I have one source which is dumping JSON data into already setup KAFKA. It creates multiple topics with multiple partitions and dumps data into respective topics.
My task is to flush this data from KAFKA topics into HDFS cluster (present in different server).
I downloaded confluent-3.1.1 in the KAFKA server and did below changes:
a- Updated quickstart-hdfs.properties with topic names and hdfs.url. All the topics which are generated at the KAFKA end are written here comma separated.
b- Updated connect-avro-standalone.properties as below:
====================================================================================================
bootstrap.servers=localhost:9092
key.converter=org.apache.kafka.connect.json.JsonConverter
value.converter=org.apache.kafka.connect.json.JsonConverter
key.converter.schemas.enable=false
value.converter.schemas.enable=false
key.converter.schema.registry.url=http://localhost:8081
value.converter.schema.registry.url=http://localhost:8081
enable.auto.commit=true
internal.key.converter=org.apache.kafka.connect.json.JsonConverter
internal.value.converter=org.apache.kafka.connect.json.JsonConverter
internal.key.converter.schemas.enable=false
internal.value.converter.schemas.enable=false
offset.storage.topic=_offsets
offset.storage.file.filename=/opt/confluent-3.1.1/connect.offsets
=======================================================================================================
c- Created a blank file /opt/confluent-3.1.1/connect.offsets and given write permissions to it.
Now, my source is dumping JSON data into KAFKA topics.

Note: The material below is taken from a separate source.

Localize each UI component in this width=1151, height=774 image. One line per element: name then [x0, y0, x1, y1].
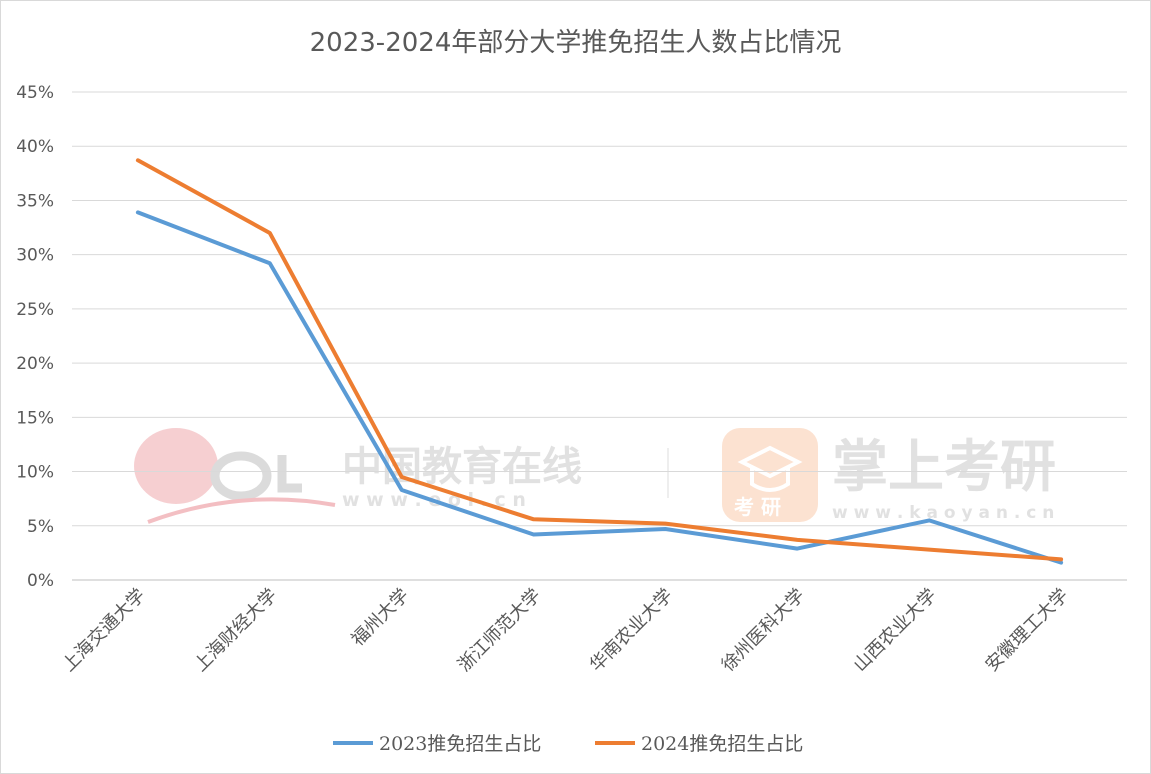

I started schema registry(./bin/schema-registry-start ./etc/schema-registry/schema-registry.properties ) and then started KAFKA connect (./bin/connect-standalone etc/schema-registry/connect-avro-standalone.properties
etc/kafka-connect-hdfs/quickstart-hdfs.properties).
The console where I start KAFKA connect gives below o/p:
=================================================================================================================
[2017-01-17 14:00:16,166] INFO Fetch offset 0 is out of range for partition Prd_IN_GeneralEvents-369, resetting offset (org.apache.kafka.clients.consumer.internals.Fetcher:708)
[2017-01-17 14:00:16,166] INFO Fetch offset 0 is out of range for partition Prd_IN_GeneralEvents-124, resetting offset (org.apache.kafka.clients.consumer.internals.Fetcher:708)
[2017-01-17 14:00:16,167] INFO Fetch offset 0 is out of range for partition Prd_IN_GeneralEvents-264, resetting offset (org.apache.kafka.clients.consumer.internals.Fetcher:708)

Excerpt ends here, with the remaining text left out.